AK: Ich finde die plakative Komik von Moliéres Figuren toll, die ja der Commedia dell Arte verpflichtet sind, die ich liebe. Seine Stücke haben immer einen tollen Spannungsbogen, seine Dialoge bieten den Darstellern wundervolle Möglichkeiten zum komödiantischen Spiel, und seine Themen sind zum Teil immer noch aktuell.
MK: Gibt es andere Autoren, die Sie beeinflusst haben?
AK: Nicht wirklich.
MK: Sie leben seit einigen Jahren in Berlin. Was reizt Sie an dieser Stadt?
AK: Berlin ist eine Herausforderung und ich liebe Herausforderungen. Es ist eine sich ständig verändernde, lebendige, vielfältige Stadt mit einer Menge Möglichkeiten, die es woanders so nicht gibt.

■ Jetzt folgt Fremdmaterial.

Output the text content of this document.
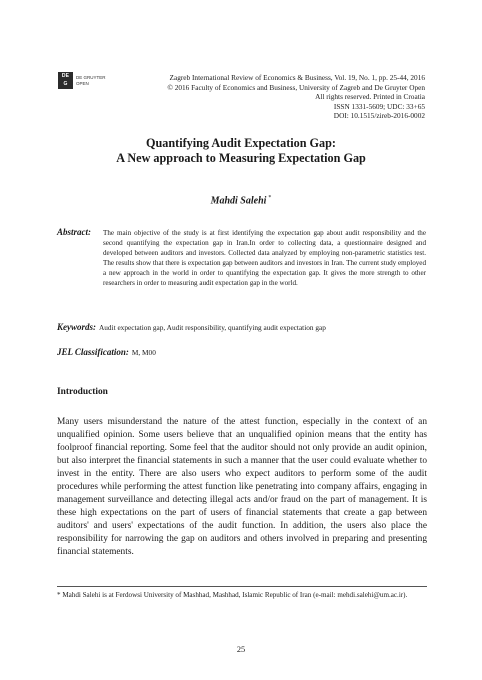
DE
G
DE GRUYTER OPEN
Zagreb International Review of Economics & Business, Vol. 19, No. 1, pp. 25-44, 2016
© 2016 Faculty of Economics and Business, University of Zagreb and De Gruyter Open
All rights reserved. Printed in Croatia
ISSN 1331-5609; UDC: 33+65
DOI: 10.1515/zireb-2016-0002
Quantifying Audit Expectation Gap:
A New approach to Measuring Expectation Gap
Mahdi Salehi *
Abstract: The main objective of the study is at first identifying the expectation gap about audit responsibility and the second quantifying the expectation gap in Iran.In order to collecting data, a questionnaire designed and developed between auditors and investors. Collected data analyzed by employing non-parametric statistics test. The results show that there is expectation gap between auditors and investors in Iran. The current study employed a new approach in the world in order to quantifying the expectation gap. It gives the more strength to other researchers in order to measuring audit expectation gap in the world.
Keywords: Audit expectation gap, Audit responsibility, quantifying audit expectation gap
JEL Classification: M, M00
Introduction
Many users misunderstand the nature of the attest function, especially in the context of an unqualified opinion. Some users believe that an unqualified opinion means that the entity has foolproof financial reporting. Some feel that the auditor should not only provide an audit opinion, but also interpret the financial statements in such a manner that the user could evaluate whether to invest in the entity. There are also users who expect auditors to perform some of the audit procedures while performing the attest function like penetrating into company affairs, engaging in management surveillance and detecting illegal acts and/or fraud on the part of management. It is these high expectations on the part of users of financial statements that create a gap between auditors' and users' expectations of the audit function. In addition, the users also place the responsibility for narrowing the gap on auditors and others involved in preparing and presenting financial statements.
* Mahdi Salehi is at Ferdowsi University of Mashhad, Mashhad, Islamic Republic of Iran (e-mail: mehdi.salehi@um.ac.ir).
25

MK: Was ist das Verrückteste, was Sie bisher erlebt haben?
AK: Hab ich doch alles schon in meinem Roman erzählt :)
MK: Letzte Frage. Wer oder was macht Sie glücklich?
AK: Glücklich macht mich zum Beispiel: Meine beiden Kinder, anderen durch meine Kunst etwas geben zu können, Verliebtsein, gutes Essen.
Doch damit war der Abend noch nicht ganz zu Ende. In Anlehnung an den Musikgeschmack von Annette Kruhls Protagonistin Marlene folge noch eine Soul-Party mit DJ Goodfoot und ich erfuhr, dass es ein Wiederlesen mit Marlene geben wird, denn der nächste Roman von Annette Kruhl ist in Arbeit...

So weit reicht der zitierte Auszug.